First thing’s first, you’ll notice that this deck doesn’t have any lands in it! But we need lands to cast spells, right?! Well, no. Not really. Manaless Dredge functions casting its few spells with their alternate costs, like sacrificing a creature to cast Cabal Therapy, or paying 2 life to cast Gitaxian Probe. Everything else about the deck is either an activated ability (Phantasmagorian) or triggered abilities.

Playing the Deck

So how does this deck do anything? Well, it always always always has to go second in any game (be on the draw), and it can almost never mulligan (I say almost because there are some situations where mulligan to 6 is something that does come up). You draw your card for turn and then you move to your cleanup phase and discard to hand size.

Then, the real fun begins. Either you’ve discarded a card that has Dredge printed on it, or you’ve discarded a card such as Phantasmagorian. You can now start filling your graveyard. Dredge is a mechanic that was printed in the original Ravnica block, and it functions by saying that if you would draw a card you can instead put X cards from the top of your library into your graveyard (where X is the number listed after Dredge on the card) and then return the card you used for the effect to your hand. So for example, if you have a Golgari Grave-Troll in the graveyard and you would draw a card, you can instead put 6 cards from the top of your library into the graveyard and then return the Troll to your hand! It’s important to note that when you do this, you are allowed to look at the cards first and then decide what order they enter the graveyard (because whenever an effect instructs you to put multiple cards into the graveyard, you choose what order they enter).

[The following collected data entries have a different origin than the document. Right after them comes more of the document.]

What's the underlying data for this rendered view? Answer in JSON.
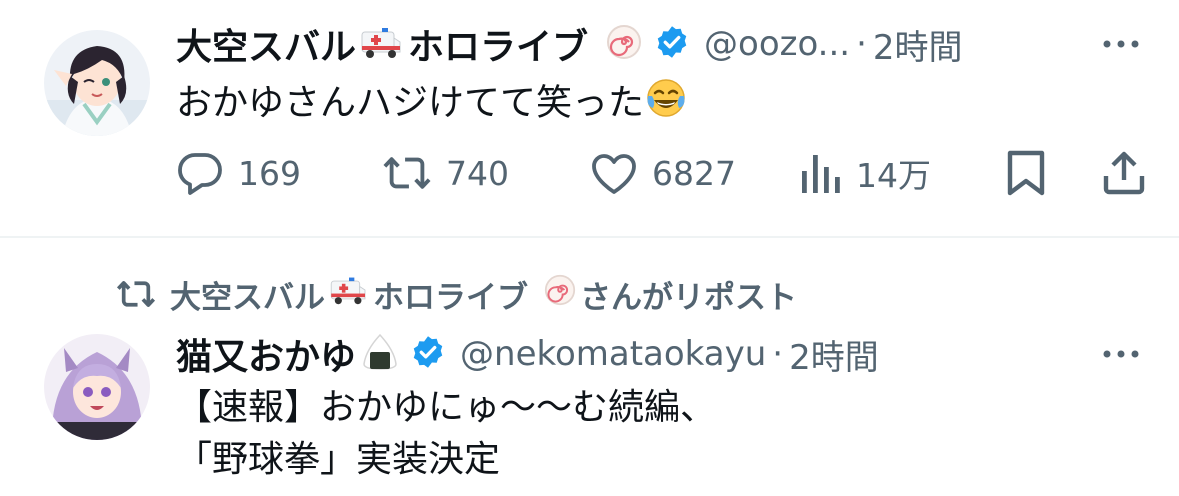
{
  "tweets": [
    {
      "display_name": "大空スバル",
      "name_suffix": "ホロライブ",
      "name_emoji": "ambulance-emoji",
      "badge_emoji": "naruto-fishcake-emoji",
      "verified": true,
      "handle": "@oozo...",
      "separator": "·",
      "time": "2時間",
      "text": "おかゆさんハジけてて笑った",
      "text_emoji": "tears-of-joy-emoji",
      "actions": {
        "replies": "169",
        "reposts": "740",
        "likes": "6827",
        "views": "14万"
      }
    },
    {
      "repost_by": "大空スバル",
      "repost_by_suffix": "ホロライブ",
      "repost_label": "さんがリポスト",
      "display_name": "猫又おかゆ",
      "name_emoji": "rice-ball-emoji",
      "verified": true,
      "handle": "@nekomataokayu",
      "separator": "·",
      "time": "2時間",
      "text_line1": "【速報】おかゆにゅ〜〜む続編、",
      "text_line2": "「野球拳」実装決定"
    }
  ],
  "colors": {
    "text": "#0f1419",
    "secondary": "#536471",
    "verified": "#1d9bf0",
    "divider": "#eff3f4"
  }
}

Once you’ve established how to dredge, then you can start looking at the triggered abilities of a lot of the free creatures. Narcomoeba, Ichorid, Nether Shadow, and Prized Amalgam all function in varying ways, so it’s best to read the cards to understand exactly how they work. One important thing to note is that Eternal formats like Legacy / Vintage are both formats where you are not allowed to reorder your graveyard for any reason. This is important because of cards like Nether Shadow, that care about the # of creature cards in the graveyard above it.

The most important triggered ability to remember and understand however is that of the card Bridge from Below. Bridge is a highly unique card in that it functions solely out of the graveyard, and has two different triggered abilities. The first generates a 2/2 Zombie token whenever a nontoken creature you control dies and Bridge is still in your graveyard when the ability resolves. The second says that if a creature your opponent controls dies and if Bridge is still in your graveyard, you have to exile Bridge from your graveyard. What is important to remember about this card is that as the controller of the graveyard it’s in, you control both triggered abilities, so if you find yourself in a combat situation where each player has a creature that dies, you are allowed to place the Bridge triggers on the stack so as to get your zombie tokens before the Bridge is exiled.

Beyond that, most of the play of the deck is turning creatures sideways and utilizing Cabal Therapy and Dread Return. With Dread Return, the card Balustrade Spy can turn into a combo kill, by casting it and targeting yourself to mill your entire library, then reanimating Flayer of the Hatebound and a Golgari Grave-Troll to lethal damage your opponent.

Matches

I played 5 matches with this deck in the Tournament Practice room on Magic Online, going 2-3 over the course of the 5 matches. My first leagues with this deck were fairly and largely meh (mostly because I had a bad league where MTGO crashed my PC in the middle of it).

Let’s take a look at our matches!

Match 1 vs DnT (0 – 2 LOSS)

Match 2 vs LED Dredge (2 – 1 WIN)

Match 3 vs ANT (2 – 0 WIN)

Match 4 vs Maverick (0 – 2 LOSS)

Match 5 vs UG Post (1 – 2 LOSS)

Post Thoughts

This is a deck that’s very easy to pick up and play and is superbly budgety. If you have Surgical Extractions you can play a few of those in the sideboard. They help with the combo matchups and the like. For a solid entry into Legacy (and especially on Magic Online where the deck only costs 49 tix) this is a good non-Burn way to get your feet wet in the format. That being said, prepare to face hate of course. Due to the omni-presence of other graveyard decks in the format like B/R Reanimator, Dredge tends to take a hit on splash damage.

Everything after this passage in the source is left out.